The Drama of Art

Recently a friend suggested I like drama …I do!

As Shakespeare put it  ‘All the world’s a stage and all the men and women merely players. They have their exits and their entrances and one man in his time plays many parts.’ (As You Like It)

I used to teach Alexander Technique to actors too – I loved that job and the drama students that I worked with.

So, guilty as charged, give me a good drama with great dialogue and I am happily entertained, especially if it has a joyful, illuminating or interesting ending.

 

Up until painting in the studio today, I have always seen myself as enthusiastic audience for stage or screen production. Today I recast myself as star of my own production – the drama of art.  Well why not … funny thoughts come to you when you are painting.

 

Today as I worked on a huge very colourful painting of a running cheetah that I started about 15 months ago and abandoned for as long, it came to me that being an artist really isn’t so different to being in theatre … creativity in all its forms is full of drama, pathos, tragedy, comedy, adventure, surprises …

 

As an artist you are of course the producer and director of your own scene aka a painting, but also the hero or villain of the piece depending on how it plays out.

Your painting can become a stage set for life in someone’s home.

A great painting invites you to look at it over and over and allows a dialogue of thoughts to unfold in the viewers mind over time. A great painting holds the viewer in front of it and even changes a persons breathing. Watch people at an exhibition – you will see it –  captured and entranced, the breathing deepens and slows, perhaps something akin to love.

 

Some paintings are like action movies, in production they unfold rapidly. It is exciting. The excitement and movement recognisable to the viewer.  Energy transmitted. When I am the producer of that kind of painting I can say that my direction has been clear. I knew exactly what I wanted, was organised and focussed. I allowed the painting to emerge and enjoyed myself hugely.  The painting itself becomes the hero of the action.

 

Other paintings are like soaps – they go on for months, sometimes years. I did some work on a painting that is at least ten years old today, it is still not finished. It is definitely a soap opera kind of painting – a creation scene with lots of animals swirling in a vortex.  These soap opera paintings teach you lessons about art along the way. These paintings are problems waiting to resolve. Every time you spend time at a soap opera painting you leave dissatisfied – oh well next episode I might find out what happens. You rarely do! But it is great fun making all those bits of story line –  painting over and over, reworking the same image in a slightly different way.

 

Other paintings are episodes in a long running series of paintings, complete stories in themselves but starring the same cast, for example Vincent Van Gogh’s sunflowers, Munch’s the scream series or Monet’s garden scenes.

 

And of course there are cartoons and animations. Simply narratives where anything can happen. The madder or more exaggerated the better. Drawings can be just a rough or scratchy stick person,  it doesn’t matter – just a  great idea played out.

 

Now to the villain – sometimes paintings are simply bad!

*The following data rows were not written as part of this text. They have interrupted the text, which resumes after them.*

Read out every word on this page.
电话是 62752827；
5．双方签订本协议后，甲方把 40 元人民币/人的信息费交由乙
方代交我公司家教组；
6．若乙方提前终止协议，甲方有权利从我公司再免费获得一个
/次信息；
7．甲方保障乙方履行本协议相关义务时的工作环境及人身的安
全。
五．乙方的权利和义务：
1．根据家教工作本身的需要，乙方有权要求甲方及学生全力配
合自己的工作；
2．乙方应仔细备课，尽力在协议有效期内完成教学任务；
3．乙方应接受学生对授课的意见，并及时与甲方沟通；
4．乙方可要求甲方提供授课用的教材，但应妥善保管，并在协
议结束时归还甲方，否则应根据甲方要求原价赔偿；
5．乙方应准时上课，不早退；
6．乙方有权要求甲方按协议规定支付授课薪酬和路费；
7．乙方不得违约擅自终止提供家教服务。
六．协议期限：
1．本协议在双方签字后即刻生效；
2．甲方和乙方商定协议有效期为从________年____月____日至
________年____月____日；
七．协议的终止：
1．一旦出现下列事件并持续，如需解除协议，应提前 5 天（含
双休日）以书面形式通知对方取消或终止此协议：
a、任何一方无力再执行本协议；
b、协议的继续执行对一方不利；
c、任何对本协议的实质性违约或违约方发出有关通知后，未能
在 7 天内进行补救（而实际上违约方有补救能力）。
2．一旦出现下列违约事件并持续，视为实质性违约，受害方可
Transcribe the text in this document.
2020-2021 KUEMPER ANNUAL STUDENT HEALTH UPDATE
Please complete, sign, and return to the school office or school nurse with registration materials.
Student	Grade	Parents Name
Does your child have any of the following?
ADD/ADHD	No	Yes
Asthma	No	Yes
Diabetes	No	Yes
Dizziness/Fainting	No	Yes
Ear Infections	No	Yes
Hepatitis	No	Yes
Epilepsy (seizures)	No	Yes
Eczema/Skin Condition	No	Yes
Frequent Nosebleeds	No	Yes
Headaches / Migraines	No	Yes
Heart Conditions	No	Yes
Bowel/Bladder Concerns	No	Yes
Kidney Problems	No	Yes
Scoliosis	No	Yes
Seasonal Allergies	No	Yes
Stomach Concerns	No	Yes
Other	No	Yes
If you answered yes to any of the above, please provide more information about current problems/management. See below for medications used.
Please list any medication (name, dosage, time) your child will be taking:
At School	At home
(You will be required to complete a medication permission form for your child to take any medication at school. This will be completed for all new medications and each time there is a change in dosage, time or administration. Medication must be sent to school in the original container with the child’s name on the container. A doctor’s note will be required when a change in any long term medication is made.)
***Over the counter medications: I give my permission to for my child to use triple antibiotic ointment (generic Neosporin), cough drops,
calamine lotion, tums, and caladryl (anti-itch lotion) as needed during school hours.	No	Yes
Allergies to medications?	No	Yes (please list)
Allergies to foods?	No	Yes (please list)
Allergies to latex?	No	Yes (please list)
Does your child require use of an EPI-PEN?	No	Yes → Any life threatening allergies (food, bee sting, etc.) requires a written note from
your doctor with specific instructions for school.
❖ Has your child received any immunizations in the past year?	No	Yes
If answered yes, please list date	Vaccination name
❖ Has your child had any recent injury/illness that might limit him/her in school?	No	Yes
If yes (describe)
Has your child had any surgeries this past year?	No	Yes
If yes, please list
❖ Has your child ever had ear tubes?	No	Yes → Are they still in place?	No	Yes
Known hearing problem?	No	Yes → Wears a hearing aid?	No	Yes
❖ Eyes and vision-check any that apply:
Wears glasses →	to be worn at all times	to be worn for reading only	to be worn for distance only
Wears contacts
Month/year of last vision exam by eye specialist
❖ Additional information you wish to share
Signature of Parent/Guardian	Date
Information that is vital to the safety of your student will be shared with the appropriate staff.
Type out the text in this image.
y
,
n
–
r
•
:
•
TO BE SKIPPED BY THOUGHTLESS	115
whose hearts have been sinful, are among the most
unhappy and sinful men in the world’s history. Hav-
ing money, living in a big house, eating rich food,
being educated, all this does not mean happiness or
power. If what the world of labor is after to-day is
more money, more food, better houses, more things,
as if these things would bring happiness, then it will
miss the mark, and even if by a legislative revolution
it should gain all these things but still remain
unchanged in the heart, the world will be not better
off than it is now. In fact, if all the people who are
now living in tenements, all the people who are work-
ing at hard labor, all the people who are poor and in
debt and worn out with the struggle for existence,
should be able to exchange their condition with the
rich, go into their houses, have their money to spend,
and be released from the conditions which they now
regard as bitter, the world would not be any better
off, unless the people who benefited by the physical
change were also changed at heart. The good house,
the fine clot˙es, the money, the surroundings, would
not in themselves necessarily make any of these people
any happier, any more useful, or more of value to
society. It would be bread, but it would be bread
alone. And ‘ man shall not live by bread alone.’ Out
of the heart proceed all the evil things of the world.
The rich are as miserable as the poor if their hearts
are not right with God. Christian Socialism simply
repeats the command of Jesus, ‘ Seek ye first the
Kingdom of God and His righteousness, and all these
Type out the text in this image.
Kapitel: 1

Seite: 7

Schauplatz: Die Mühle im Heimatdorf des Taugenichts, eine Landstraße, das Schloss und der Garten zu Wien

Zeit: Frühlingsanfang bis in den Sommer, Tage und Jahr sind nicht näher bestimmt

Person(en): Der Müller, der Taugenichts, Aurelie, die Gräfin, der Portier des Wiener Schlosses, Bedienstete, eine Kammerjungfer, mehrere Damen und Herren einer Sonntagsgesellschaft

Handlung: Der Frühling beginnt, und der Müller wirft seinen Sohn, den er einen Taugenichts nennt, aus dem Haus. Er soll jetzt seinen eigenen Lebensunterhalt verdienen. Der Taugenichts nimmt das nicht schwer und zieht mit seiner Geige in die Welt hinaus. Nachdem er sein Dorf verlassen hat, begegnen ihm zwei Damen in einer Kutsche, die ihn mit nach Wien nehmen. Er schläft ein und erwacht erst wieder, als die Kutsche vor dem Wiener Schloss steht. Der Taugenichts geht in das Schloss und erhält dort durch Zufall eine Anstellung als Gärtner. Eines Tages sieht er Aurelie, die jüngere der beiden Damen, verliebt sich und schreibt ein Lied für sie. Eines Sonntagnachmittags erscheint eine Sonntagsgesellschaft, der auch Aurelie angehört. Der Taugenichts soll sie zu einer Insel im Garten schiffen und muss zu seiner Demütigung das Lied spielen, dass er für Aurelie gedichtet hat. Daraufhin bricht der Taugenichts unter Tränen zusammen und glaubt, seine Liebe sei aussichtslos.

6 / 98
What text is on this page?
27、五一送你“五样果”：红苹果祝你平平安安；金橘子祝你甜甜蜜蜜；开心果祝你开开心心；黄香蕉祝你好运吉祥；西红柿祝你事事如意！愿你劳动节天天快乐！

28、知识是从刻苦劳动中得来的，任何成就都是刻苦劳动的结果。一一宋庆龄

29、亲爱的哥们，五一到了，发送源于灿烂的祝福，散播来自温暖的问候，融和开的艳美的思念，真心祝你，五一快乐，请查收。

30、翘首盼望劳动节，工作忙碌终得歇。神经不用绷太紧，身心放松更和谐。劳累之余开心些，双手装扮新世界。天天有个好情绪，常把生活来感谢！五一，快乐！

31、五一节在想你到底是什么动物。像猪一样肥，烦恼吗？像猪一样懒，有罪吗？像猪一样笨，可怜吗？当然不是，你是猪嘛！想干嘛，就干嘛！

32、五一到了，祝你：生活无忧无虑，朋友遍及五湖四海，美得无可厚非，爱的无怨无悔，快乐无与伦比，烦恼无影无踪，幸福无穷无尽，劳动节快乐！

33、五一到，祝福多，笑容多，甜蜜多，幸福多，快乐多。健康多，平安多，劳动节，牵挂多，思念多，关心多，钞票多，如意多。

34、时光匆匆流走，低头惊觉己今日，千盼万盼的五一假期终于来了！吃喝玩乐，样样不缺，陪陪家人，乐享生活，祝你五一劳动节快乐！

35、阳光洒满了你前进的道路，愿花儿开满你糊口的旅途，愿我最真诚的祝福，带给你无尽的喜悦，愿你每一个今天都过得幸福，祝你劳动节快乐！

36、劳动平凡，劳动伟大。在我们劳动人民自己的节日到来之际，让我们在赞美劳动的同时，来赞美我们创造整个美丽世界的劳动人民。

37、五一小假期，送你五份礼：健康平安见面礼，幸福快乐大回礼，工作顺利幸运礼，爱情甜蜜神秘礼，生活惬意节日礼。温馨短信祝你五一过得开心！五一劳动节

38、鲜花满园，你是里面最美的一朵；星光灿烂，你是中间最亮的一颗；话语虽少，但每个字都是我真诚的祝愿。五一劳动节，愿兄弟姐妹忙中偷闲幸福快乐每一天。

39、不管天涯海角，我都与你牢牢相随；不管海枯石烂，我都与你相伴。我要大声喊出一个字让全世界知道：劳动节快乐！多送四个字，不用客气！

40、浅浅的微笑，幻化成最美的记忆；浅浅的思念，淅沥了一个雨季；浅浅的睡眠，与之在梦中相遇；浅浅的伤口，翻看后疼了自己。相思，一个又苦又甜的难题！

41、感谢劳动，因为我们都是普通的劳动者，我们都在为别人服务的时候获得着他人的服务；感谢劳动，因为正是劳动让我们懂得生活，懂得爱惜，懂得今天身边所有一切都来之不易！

They have to be painted over, destroyed, abandoned, discarded. After you have tried to nurture, coax, reform and bargain with the painting and failed miserably several times, you only have one option – to just give up and put it down to experience.  Chucking away all that time can feel like failure.

 

So before you give up on a painting –  fight the good fight with all thy might –  with your sword – your pen, crayon, chalk or brush,  and use these paintings to make a right old mess of things. It is liberating and something interesting might happen!

 

Hope it helps thinking about art as a drama?

What dramas are you having with your creativity?